Hess’s cash flow
In 1Q16, Hess Corporation (HES) reported CFO (cash flow from operations) of -$60 million. This was ~114% lower than its CFO in 1Q15. The company’s negative cash flow stemmed from lower revenue, which, in turn, was affected by lower realized energy prices.
Hess’s free cash flow trends
Hess’s FCF (free cash flow), which is the result of CFO minus capex (capital expenditure), has been negative for the past nine quarters, as you can see in the above graph. Hess’s FCF was about -$680 million in 1Q16.

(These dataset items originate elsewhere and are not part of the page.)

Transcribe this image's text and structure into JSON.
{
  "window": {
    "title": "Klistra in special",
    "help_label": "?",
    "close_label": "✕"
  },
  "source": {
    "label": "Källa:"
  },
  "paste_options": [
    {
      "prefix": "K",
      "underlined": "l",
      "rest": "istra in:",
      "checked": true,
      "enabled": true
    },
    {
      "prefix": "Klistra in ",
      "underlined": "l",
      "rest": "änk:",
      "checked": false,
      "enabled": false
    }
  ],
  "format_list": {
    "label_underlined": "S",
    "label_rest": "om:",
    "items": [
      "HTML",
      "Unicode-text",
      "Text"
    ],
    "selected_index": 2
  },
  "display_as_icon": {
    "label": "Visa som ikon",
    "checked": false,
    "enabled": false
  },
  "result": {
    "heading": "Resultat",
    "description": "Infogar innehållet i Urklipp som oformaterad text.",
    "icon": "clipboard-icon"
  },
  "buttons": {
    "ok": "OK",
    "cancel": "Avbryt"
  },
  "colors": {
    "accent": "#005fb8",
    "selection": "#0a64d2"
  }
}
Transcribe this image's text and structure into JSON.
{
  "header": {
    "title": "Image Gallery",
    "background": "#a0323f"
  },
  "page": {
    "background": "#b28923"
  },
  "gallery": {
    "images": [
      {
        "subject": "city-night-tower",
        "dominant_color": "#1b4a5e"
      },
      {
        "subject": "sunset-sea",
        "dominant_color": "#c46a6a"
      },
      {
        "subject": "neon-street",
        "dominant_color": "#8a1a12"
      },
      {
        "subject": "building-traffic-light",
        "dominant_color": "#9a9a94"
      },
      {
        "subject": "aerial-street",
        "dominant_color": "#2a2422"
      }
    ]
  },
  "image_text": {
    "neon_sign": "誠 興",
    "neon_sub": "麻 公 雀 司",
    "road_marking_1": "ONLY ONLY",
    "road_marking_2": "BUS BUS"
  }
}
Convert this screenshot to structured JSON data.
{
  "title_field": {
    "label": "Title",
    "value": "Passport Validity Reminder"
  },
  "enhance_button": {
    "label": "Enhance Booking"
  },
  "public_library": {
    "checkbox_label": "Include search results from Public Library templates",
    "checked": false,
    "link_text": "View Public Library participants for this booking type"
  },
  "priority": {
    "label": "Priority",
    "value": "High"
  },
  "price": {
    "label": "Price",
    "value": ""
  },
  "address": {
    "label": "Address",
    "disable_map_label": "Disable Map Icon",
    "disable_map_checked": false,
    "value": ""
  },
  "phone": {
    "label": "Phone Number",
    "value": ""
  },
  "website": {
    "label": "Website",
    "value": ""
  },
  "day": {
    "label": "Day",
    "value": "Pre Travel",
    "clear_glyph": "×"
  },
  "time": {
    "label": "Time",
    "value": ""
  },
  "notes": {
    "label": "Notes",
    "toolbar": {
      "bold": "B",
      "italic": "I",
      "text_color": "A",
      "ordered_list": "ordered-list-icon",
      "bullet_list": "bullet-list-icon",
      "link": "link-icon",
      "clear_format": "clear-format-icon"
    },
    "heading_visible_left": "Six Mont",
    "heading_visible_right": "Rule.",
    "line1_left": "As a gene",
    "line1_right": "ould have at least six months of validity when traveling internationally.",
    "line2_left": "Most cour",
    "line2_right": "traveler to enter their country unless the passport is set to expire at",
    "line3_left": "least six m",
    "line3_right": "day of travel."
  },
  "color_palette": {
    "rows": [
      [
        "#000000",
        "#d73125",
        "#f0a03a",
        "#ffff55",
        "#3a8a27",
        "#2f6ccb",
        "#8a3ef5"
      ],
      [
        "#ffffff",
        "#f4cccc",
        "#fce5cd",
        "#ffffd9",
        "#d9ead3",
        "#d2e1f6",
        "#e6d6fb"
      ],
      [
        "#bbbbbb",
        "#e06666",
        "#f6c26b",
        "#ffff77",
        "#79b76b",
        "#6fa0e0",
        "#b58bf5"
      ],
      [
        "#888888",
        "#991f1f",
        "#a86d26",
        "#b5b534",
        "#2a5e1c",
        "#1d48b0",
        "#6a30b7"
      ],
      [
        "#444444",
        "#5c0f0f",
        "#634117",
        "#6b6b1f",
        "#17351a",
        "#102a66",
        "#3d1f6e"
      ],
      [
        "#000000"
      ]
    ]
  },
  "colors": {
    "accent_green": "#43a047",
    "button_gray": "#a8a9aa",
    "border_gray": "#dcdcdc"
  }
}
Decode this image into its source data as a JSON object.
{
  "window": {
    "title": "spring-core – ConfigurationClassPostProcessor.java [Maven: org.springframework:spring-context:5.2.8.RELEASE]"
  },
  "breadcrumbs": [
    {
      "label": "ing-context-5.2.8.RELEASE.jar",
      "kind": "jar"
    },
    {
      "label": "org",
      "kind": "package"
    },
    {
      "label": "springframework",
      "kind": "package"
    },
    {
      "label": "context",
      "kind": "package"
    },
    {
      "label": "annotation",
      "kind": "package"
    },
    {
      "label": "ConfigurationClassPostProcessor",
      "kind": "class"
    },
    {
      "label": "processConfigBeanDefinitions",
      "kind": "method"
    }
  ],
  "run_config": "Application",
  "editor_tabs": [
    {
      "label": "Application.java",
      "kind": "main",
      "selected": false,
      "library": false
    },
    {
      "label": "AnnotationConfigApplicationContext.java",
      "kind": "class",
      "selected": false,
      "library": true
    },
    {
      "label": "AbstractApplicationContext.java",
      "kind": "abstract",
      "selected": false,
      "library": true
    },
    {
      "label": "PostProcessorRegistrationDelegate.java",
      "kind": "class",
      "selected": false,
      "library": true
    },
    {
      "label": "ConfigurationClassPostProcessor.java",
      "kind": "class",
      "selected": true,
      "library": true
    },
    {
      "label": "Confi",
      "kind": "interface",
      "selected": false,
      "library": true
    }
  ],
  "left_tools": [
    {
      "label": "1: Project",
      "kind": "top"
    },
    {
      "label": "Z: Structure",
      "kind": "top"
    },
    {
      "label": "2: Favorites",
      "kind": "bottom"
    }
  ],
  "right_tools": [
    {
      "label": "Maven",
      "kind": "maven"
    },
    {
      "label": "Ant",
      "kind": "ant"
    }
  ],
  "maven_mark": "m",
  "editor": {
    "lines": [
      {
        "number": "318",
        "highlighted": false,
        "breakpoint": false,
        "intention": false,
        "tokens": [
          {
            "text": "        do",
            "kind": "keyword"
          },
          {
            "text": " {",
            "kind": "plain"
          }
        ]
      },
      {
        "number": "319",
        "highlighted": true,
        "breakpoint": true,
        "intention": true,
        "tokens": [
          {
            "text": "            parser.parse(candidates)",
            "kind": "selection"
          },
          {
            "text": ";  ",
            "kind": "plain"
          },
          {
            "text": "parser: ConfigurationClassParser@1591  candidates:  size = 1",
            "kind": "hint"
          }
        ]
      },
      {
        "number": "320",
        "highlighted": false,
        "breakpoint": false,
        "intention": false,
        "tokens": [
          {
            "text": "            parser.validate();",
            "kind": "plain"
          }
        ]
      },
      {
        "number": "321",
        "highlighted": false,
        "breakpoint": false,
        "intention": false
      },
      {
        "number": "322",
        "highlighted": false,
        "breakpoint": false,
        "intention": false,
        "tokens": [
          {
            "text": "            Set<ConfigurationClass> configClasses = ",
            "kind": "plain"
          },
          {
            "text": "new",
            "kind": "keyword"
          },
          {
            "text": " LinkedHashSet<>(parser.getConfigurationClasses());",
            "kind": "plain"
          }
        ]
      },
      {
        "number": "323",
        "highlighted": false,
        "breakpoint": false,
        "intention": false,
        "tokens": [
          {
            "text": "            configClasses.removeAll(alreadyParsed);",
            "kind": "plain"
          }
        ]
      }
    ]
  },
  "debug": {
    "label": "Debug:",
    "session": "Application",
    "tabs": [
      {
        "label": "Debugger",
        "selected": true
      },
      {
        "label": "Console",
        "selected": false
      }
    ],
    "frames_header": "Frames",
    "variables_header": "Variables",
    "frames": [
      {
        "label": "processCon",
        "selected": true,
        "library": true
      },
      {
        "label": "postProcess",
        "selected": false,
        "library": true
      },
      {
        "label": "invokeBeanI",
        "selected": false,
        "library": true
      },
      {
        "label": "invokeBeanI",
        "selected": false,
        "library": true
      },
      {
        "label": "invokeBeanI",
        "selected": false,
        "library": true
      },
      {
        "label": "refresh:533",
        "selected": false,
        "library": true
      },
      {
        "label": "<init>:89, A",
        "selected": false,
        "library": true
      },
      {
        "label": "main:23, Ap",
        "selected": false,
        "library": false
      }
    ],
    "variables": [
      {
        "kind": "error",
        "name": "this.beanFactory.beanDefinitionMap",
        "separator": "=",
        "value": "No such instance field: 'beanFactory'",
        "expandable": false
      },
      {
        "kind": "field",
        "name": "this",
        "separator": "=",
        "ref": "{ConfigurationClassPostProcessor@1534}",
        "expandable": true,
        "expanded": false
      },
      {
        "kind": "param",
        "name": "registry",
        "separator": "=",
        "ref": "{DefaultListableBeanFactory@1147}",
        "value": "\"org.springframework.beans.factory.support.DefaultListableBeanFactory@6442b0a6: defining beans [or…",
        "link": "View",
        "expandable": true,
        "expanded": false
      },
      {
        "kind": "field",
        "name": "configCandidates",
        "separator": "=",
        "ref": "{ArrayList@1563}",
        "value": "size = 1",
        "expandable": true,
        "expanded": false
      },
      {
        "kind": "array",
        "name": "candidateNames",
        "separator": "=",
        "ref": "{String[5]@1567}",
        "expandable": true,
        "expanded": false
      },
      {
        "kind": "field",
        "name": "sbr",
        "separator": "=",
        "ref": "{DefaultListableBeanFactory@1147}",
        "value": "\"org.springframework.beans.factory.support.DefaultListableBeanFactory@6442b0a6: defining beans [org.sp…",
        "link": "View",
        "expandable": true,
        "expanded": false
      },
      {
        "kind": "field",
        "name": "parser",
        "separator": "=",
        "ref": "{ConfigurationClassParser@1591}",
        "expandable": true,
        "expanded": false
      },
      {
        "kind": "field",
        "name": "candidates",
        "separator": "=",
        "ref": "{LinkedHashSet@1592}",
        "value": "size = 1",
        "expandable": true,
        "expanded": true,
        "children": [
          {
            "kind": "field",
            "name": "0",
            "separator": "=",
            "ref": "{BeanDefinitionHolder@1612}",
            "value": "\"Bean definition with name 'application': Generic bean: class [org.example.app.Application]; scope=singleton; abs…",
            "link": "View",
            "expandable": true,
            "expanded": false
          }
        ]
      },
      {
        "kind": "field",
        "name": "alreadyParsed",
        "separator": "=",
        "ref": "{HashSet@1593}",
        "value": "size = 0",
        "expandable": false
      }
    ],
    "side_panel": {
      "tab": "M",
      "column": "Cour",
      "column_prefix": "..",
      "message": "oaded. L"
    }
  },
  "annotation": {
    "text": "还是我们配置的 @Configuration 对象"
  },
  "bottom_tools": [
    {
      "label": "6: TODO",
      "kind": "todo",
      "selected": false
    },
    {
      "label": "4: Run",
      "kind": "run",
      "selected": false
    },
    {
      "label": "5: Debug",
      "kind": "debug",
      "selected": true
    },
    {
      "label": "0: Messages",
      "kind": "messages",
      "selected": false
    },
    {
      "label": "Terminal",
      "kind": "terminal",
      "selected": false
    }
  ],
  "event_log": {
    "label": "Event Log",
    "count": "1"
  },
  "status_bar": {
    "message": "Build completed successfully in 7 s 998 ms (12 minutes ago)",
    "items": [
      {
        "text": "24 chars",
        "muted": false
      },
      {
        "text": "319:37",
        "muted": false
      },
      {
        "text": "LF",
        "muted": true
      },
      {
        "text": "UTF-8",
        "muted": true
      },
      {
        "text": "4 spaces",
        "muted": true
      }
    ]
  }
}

Hess anticipates a positive free cash flow between 2017, when new field startups in the North Malay Basin come online, and 2018, when its Stampede project in the deepwater Gulf of Mexico comes online.
Hess’s capex in 2016
Hess has fixed its 2016 E&P (exploration and production) capex budget at $2.4 billion. This is 40% lower than its 2015 capex of $4 billion. Of the $2.4 billion, $470 million will be allocated to unconventional shale resources, $610 million will be allocated to production, $820 million will be allocated to developments, and $500 million will be allocated to exploration and appraisal activities.
Many upstream companies have reduced their 2016 capex due to low energy prices (USO) (UNG). Apache (APA) and Anadarko Petroleum (APC) lowered their capex by 60% and 50%, respectively, compared to 2015. These companies make up ~0.3% of the iShares Core S&P 500 ETF (IVV).